HIV reverse transcriptase (RT) is one of the main targets for the action of anti-AIDS drugs. Many of these drugs [e.g., 3'-azido-3'-deoxythymidine (AZT) and 2',3'-dideoxyinosine (ddI)] are analogues of the nucleoside substrates used by the HIV RT. One of the main problems in anti-HIV therapy is the selection of a mutant virus with reduced drug sensitivity. Drug resistance in HIV is generated for nucleoside analogue inhibitors by mutations in HIV RT. However, most of these mutations are situated some distance from the polymerase active site, giving rise to questions concerning the mechanism of resistance. To understand the possible structural bases for this, the crystal structures of AZT- and ddI-resistant RTs have been determined.
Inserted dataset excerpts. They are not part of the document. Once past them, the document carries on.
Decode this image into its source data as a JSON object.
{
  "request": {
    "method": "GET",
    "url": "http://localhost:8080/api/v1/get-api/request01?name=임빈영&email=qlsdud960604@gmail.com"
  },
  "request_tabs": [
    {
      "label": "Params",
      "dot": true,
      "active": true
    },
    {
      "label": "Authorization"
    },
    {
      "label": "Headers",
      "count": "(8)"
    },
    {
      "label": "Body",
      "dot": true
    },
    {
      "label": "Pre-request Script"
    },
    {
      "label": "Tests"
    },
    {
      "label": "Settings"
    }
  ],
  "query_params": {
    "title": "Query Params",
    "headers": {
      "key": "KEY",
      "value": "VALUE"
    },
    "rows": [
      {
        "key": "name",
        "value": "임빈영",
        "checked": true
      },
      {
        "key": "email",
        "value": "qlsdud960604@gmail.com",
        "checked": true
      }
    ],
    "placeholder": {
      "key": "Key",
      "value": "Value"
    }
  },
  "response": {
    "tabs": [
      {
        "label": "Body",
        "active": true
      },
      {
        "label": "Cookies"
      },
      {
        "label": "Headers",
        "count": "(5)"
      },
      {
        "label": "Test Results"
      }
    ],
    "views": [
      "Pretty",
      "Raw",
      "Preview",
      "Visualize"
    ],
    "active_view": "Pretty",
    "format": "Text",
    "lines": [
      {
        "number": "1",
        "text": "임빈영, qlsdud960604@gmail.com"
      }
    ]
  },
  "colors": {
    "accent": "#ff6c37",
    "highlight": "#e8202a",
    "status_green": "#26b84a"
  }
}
For the ddI-resistant RT with a mutation at residue 74, no significant conformational changes were observed for the p66 subunit. In contrast, for the AZT-resistant RT (RTMC) bearing four mutations, two of these (at 215 and 219) give rise to a conformational change that propagates to the active site aspartate residues. Thus, these drug resistance mutations produce an effect at the RT polymerase site mediated simply by the protein. It is likely that such long-range effects could represent a common mechanism for generating drug resistance in other systems.